Was die rund 750 000 Migrantinnen in der Schweiz an ihrem eigenen Leib erleben, bestätigt eine Studie, welche die Berner Geografin Yvonne Riano zusammen mit Nadja Baghdadi und Doris Wastl-Walter im Rahmen des Nationalen Forschungsprogramms 51 «Integration und Ausschluss» geführt hat.
Mehrheit mit Uniabschluss
Die Studie zeigt: Entgegen aller Vorurteile sind viele Migrantinnen aus lateinamerikanischen und arabischen Ländern gut ausgebildet. Die Mehrheit hat einen Universitätsabschluss. Dennoch sind sie schlecht in den Schweizer Arbeitsmarkt integriert. Kommen die Migrantinnen in die Schweiz, sprechen sie oft nicht sehr gut deutsch – es entsteht der Eindruck, sie seien nicht intelligent. Dabei sprechen sie oft mehrere Sprachen und haben internationale Berufserfahrung. Trotzdem können die Migrantinnen diese Fähigkeiten nur selten einbringen. Ein Drittel von ihnen ist nicht erwerbstätig, die Hälfte hat eine Stelle weit unter ihren Qualifikationen und arbeitet Teilzeit. Nur etwa zehn Prozent finden eine Stelle, die ihrer Ausbildung entspricht.
Mundart als Barriere
Migrantinnen treffen auf mehrere Hindernisse. Ihre Diplome, Abschlüsse und Berufserfahrungen werden oft nicht anerkannt. Die wenigsten können es sich finanziell leisten, die Ausbildung in der Schweiz zu wiederholen. Dass in der Deutschschweiz Mundart gesprochen wird, erschwert die berufliche Integration zusätzlich. Und wie die meisten Frauen stehen Migrantinnen vor dem Problem, Arbeit und Familie unter einen Hut zu bringen.

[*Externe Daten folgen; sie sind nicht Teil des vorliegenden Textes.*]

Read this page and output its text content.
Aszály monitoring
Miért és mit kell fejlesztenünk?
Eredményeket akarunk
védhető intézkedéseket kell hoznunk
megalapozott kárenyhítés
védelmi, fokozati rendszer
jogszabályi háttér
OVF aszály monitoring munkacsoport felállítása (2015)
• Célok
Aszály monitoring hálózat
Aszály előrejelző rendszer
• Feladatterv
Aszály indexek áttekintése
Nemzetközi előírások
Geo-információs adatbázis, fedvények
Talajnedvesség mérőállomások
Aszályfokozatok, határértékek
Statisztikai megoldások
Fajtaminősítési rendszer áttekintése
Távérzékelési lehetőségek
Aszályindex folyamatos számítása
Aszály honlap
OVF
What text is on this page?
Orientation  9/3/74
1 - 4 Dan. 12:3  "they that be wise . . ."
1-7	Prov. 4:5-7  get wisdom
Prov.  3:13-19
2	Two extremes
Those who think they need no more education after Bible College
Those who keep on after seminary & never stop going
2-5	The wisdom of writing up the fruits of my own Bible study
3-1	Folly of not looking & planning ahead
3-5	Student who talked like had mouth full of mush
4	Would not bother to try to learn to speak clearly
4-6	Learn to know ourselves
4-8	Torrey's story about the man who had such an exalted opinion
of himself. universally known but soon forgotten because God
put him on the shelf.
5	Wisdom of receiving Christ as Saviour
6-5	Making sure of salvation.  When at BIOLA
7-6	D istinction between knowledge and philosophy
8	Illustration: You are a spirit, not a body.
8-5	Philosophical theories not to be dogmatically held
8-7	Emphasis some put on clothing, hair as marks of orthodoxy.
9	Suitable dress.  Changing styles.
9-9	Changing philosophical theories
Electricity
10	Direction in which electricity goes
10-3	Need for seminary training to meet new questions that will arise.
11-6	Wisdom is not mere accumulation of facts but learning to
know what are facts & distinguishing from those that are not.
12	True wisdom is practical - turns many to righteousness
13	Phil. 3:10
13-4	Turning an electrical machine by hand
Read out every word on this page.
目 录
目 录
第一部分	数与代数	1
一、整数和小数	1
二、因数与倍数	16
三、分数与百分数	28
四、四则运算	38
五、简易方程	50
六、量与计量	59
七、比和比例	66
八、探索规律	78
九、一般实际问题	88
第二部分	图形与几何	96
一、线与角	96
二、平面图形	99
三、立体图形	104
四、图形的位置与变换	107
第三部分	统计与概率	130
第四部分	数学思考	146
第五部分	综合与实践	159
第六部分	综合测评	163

Um die Situation zu verbessern, sollten Migrantinnen ihre berufliche Zukunft besser planen, sich weiterbilden und sich politisch, beruflich und privat vernetzen, empfehlen die Autorinnen der Studie. Vom Staat fordern sie einheitliche Instanzen und Richtlinien, um die Anerkennung der ausländischen Diplome zu regeln, und bessere Angebote in der Kinderbetreuung. Nützlich seien zudem Stipendien und spezifische Weiterbildungsangebote.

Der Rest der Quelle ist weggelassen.